I have a few comments and criticisms to tender about this post.
1: Your table of systems of governments and their attitudes has a couple of problems.
Communists, even the Vanguardist Marxist-Leninists of the USSR, would not agree with your characterisation of communism as "big government". A core tenet of Marxism is the "withering away of the state". They maintain that, once workers obtain free and equal association, there will be no need for governing bodies or legal frameworks. I think this is utopian, but at the very least, the end goal of communism is a stateless society, where production lines are administrated democratically. (It follows that communism would also be against state capitalism.)
Libertarianism has left-wing and right-wing variants. This table only describes right-liberarianism. If right-libertarianism is adjacent to anarcho-capitalism, then left-libertarianism is adjacent to anarcho-syndicalism, and is immensely important in any account of government systems (it is the original form of libertarianism, after all).
2: Your criticism of the last two memes overlooks their main thrust. Critics of right-libertarianism argue that very strong property rights result in the accumulation of political and industrial capital by property owners. A land owner has a greater opportunity for wealth (rent streams, production lines, etc) than someone who doesn't own land. This additional wealth permits the acquisition of more land, which generates more wealth. Small inequalities grow to larger inequalities as land owners use their increased bargaining power to become bigger land owners, while people who don't own land are forced to commodify their labour.

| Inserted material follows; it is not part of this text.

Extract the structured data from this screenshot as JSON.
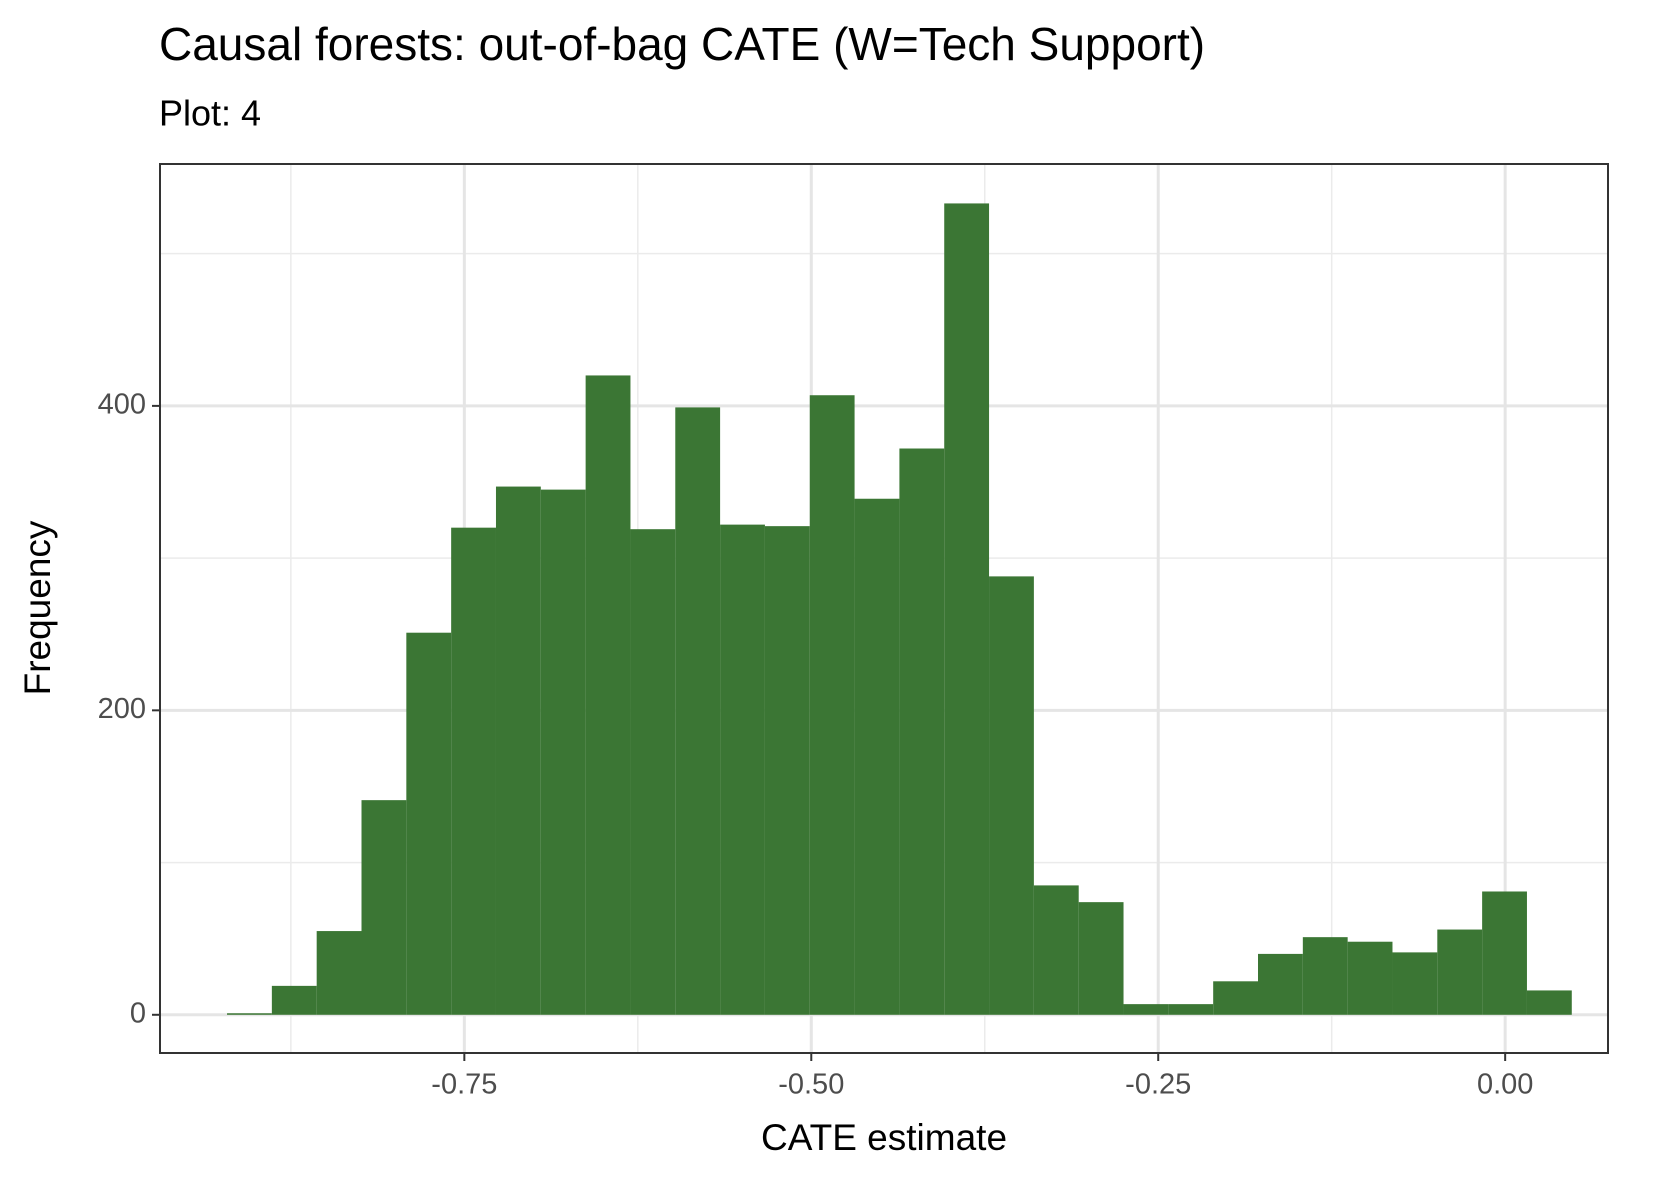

You might argue that the difference between a land owner and a non-land-owner is the former initially obtained land by hard work, while the latter was lazy and unproductive. Your left-libertarian interlocutor would interject and say "Even if this is true, it is only true in the beginning. As generations give way to the next, the primary means of acquiring land is inheritance, not hard work".
tl;dr version
Your table incorrectly describes communism, and leaves out important schools of socialism that emphasise decentralisation and liberty.
The memes in question rest on the socialist assumption that land and capital will naturally accumulate into the hands of a small number of people. These people will be immensely powerful, and can subjugate everyone else. You do not really address this assumption.